Jetzt ist die Ampel fort, Neuwahlen sind terminiert und irgendwann im März, spätestens im April, sollte eine neue Regierung vereidigt werden. Die soll dann richten, was die Ampel verbockt hat – so die Hoffnung. Doch die Hoffnung ist bisweilen ein trügerisches Spiel. Warum sollte die nächste Regierungskoalition es besser machen als die zerbrochene? Die vergangenen Regierungskoalitionen waren schließlich alle keine Wunschverbindungen, sondern lediglich Zweckgemeinschaften.

Ampel war die einzige rechnerisch-mögliche Koaltion

Die Ampel war dem Umstand geschuldet, dass das Wahlergebnis der Bundestagswahl 2021 neben der Ampel nur eine Groko zugelassen hätte. Jene Groko, die eigentlich niemand mehr wollte und die vier Jahre zuvor nur zustande kam, weil sich die FDP nach zähen Jamaika-Verhandlungen doch gegen eine Regierungsbeteiligung entschieden hatte. So gingen CDU und SPD erneut eine Koalition ein.

Immerhin kannten sich die Beteiligten schon gut, da sie schon die vorherigen vier Jahre miteinander regiert hatten – weil die CDU nicht mit den Grünen wollte und die SPD sich nicht traute, die Linke in die Regierung zu holen. Die bislang letzte Wunschkoalition fand sich nach der Bundestagswahl 2009 zusammen, als CDU und FDP eine Koalition eingingen. Die Koalition endete im Streit und Zank, vor allem die FDP schoss immer wieder quer und flog anschließend aus dem Bundestag. Und vor schwarz-gelb war eine damals wirklich noch große Koalition im Amt – auch diese aus der Not geboren, weil sich keine Dreier-Koalitionen finden wollten. Die letzte Bundesregierung, die von einer Wunschkoalition gestellt wurde und nicht in Streit und Zank endete, war rot-grün. Das ist 19 Jahre her.
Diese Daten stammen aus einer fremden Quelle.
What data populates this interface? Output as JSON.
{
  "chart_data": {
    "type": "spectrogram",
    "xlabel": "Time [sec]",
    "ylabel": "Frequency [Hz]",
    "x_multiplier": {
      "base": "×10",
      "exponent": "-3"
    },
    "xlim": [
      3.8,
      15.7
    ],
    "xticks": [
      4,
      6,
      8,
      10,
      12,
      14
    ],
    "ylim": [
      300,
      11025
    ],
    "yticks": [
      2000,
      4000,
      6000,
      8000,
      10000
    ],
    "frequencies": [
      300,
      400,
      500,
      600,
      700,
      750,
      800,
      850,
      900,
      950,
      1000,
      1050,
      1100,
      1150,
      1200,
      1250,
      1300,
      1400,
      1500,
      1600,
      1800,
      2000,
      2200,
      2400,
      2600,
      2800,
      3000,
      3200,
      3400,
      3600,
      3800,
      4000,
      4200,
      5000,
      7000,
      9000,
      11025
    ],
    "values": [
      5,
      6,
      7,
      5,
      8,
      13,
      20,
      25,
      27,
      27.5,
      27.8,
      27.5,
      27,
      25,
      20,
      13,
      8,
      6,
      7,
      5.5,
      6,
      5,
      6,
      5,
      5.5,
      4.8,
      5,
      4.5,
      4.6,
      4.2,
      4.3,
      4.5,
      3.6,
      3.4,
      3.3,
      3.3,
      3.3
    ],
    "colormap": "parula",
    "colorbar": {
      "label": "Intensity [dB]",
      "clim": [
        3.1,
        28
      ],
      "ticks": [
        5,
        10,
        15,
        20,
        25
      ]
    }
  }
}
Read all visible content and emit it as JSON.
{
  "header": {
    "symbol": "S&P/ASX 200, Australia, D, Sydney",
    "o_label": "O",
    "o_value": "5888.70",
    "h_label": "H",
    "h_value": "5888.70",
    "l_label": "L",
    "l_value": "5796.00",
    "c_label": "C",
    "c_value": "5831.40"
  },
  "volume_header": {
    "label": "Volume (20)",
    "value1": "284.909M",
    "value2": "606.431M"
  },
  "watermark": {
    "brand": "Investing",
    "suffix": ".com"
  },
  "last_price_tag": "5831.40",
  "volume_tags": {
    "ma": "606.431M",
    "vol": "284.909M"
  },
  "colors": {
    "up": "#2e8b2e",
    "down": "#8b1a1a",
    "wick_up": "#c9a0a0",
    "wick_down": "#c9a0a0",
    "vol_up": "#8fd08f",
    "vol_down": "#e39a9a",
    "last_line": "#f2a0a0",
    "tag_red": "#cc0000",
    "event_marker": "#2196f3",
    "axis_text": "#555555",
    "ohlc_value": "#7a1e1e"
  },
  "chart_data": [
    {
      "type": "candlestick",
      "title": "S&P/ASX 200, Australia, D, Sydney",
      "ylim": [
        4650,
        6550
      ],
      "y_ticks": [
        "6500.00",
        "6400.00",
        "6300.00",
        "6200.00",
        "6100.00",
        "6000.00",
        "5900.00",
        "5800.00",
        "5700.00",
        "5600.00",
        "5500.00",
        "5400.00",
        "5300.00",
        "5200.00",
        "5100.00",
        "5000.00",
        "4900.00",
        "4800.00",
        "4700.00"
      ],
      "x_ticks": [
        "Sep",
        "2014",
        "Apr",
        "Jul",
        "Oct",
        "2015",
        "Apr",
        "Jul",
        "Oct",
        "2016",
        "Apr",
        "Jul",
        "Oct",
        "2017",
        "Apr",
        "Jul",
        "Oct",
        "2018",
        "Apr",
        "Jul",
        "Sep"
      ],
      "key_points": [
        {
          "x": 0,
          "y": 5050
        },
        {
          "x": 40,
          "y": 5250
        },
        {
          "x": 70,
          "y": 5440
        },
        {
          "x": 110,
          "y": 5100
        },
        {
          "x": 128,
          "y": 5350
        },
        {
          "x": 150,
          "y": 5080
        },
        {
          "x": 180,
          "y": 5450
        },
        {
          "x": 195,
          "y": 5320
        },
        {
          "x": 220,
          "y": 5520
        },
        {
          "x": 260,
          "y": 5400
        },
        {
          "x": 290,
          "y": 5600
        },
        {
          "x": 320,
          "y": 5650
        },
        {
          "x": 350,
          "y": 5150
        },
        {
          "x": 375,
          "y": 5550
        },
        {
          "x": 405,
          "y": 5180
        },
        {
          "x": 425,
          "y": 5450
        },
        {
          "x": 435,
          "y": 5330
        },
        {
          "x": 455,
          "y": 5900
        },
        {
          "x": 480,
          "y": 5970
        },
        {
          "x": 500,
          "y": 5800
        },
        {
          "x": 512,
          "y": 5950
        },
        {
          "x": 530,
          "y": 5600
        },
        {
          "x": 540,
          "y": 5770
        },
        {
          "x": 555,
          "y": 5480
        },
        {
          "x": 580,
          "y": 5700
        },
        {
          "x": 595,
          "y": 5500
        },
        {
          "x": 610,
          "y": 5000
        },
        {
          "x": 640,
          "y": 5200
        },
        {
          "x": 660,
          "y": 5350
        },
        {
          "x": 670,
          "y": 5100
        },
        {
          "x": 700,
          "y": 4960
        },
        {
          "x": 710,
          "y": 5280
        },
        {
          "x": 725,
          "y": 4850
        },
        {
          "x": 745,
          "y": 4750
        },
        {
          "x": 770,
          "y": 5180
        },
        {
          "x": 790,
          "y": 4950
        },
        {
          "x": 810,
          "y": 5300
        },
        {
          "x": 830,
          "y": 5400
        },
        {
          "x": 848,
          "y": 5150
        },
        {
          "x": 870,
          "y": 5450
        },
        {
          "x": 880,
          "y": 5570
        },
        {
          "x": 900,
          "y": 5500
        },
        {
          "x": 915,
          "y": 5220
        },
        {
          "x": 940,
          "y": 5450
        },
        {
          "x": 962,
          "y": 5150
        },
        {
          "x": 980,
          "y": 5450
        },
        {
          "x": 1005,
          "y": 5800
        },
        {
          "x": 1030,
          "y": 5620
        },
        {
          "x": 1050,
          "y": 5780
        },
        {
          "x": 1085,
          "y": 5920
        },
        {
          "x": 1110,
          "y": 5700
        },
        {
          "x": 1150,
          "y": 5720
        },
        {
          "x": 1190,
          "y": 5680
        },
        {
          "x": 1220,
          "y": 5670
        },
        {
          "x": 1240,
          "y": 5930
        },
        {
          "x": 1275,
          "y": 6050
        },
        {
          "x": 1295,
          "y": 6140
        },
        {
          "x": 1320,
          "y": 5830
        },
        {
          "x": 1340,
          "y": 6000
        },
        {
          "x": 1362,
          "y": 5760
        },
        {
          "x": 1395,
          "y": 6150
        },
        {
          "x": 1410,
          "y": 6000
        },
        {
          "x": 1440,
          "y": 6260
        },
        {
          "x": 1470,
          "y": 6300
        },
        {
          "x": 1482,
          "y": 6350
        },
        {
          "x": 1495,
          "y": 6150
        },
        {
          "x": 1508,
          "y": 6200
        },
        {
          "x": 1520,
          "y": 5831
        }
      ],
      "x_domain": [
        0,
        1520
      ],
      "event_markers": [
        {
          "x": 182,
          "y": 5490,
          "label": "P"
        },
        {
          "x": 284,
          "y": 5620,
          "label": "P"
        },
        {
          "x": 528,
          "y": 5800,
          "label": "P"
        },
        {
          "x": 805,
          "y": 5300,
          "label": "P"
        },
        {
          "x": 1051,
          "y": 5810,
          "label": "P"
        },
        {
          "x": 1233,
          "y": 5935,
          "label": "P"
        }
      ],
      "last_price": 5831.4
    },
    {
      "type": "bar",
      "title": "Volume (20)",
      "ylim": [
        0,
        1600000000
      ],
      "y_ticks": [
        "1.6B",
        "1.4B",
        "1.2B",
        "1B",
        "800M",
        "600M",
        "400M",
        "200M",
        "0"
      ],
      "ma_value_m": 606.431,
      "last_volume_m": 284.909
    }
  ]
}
Trümmer sind heute Steine der Hoffnung

Woher kommt also der Optimismus, dass es jetzt besser wird? Die Mehrheitsverhältnisse im nächsten Bundestag werden voraussichtlich noch komplizierter werden und das Regieren noch schwerer machen als bisher. Doch was passiert, wenn die nächste Regierung wieder den Eindruck erwecken sollte, sie verfolgt vor allem parteipolitische Interpreten und will ihre Klientel bedienen? Niemand sollte es dann wundern, wenn die extremistischen Ränder weiter wachsen werden.

Trümmer mögen Steine der Hoffnung sein. Doch ohne Kitt, der sie zusammenhält, lässt sich damit keine Mauer bauen.